Икар был четвёртым членом экипажа межгалактического фотонного звездолёта высшего класса «Малахит», единственным сыном командира корабля Андрея Дмитриевича Ожегова. Почти два года назад «Малахит» стартовал с Центрального лунного космодрома, держа курс к планете Сирасколия, крупнейшей из четырёх планет двойной 14-й звезды в созвездии Омега, расположенной в глухой провинции спиральной ветви Т-12-8 нашей Галактики.
Икар принял снотворную таблетку 16 часов назад, когда корабль подошёл к квадрату Альфа-217, в котором, по предположениям и расчётам Ожегова, должен быть проход в «зоне неприступности». Отец запретил ему нести вахту во время штурма этой проклятой зоны, где уже погибло два звездолёта землян.
Это решение он принял после короткой беседы с Бахтиным и Соколовым.

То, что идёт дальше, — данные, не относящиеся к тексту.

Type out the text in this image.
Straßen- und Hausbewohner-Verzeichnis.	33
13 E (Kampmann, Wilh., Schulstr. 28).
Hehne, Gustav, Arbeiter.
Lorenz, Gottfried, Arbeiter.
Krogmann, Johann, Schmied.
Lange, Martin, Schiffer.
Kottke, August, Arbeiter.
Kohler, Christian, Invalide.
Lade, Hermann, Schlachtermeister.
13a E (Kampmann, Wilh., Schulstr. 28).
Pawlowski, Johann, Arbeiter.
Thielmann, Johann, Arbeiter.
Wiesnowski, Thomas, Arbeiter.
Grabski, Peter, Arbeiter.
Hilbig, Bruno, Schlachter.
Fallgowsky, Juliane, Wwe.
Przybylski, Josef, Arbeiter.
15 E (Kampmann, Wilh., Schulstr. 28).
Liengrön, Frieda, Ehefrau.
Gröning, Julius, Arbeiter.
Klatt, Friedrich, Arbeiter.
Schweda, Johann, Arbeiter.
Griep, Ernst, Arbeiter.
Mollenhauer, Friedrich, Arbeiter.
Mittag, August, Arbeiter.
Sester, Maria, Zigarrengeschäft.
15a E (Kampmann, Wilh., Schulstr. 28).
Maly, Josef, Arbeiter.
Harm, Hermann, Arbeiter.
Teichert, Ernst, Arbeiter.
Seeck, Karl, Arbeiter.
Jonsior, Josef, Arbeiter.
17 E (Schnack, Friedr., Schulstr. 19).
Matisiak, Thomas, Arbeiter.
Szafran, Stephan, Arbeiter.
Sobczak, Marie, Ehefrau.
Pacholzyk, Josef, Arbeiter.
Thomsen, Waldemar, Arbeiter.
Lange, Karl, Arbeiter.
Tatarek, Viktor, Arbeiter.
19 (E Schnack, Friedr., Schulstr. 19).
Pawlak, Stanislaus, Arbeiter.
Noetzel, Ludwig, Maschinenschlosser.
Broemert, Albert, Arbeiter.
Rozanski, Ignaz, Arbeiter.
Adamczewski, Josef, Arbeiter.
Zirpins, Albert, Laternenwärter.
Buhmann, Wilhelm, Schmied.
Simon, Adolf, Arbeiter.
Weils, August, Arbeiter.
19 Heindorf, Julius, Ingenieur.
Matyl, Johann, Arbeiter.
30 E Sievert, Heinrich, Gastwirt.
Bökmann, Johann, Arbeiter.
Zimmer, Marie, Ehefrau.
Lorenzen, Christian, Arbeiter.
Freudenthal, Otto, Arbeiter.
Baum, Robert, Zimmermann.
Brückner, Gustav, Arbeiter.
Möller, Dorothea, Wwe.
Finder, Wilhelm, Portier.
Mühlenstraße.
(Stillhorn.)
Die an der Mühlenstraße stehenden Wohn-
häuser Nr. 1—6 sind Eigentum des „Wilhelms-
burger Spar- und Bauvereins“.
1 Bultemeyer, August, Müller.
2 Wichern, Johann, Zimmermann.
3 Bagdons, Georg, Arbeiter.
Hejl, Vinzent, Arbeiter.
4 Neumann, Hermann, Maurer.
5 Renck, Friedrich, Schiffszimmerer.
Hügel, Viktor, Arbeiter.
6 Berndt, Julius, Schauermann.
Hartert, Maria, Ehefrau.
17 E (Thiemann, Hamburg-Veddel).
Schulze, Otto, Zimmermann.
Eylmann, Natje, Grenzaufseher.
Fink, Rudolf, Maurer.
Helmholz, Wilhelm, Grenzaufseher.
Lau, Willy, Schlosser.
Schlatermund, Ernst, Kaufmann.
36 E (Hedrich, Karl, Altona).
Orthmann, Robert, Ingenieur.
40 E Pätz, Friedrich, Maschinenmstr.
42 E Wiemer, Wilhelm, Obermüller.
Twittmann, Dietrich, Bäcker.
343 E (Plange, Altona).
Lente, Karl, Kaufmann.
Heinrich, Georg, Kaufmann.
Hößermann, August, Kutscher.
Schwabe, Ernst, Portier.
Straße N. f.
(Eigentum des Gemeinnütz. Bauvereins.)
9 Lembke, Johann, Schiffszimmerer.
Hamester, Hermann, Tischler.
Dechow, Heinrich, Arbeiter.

Икар нечаянно подслушал эту беседу: он разыскивал в картографическом отсеке карту центральных звёзд Млечного пути, а Ожегов думал, что мальчик вышел.
– Всего предусмотреть нельзя, – твёрдо сказал Андрей Дмитриевич, вглядываясь в лица товарищей. – Прорыв может окончиться гибелью «Малахита». Если это случится, мальчику лучше находиться в забытьи. Всё равно во время штурма нам он ничем помочь не сможет.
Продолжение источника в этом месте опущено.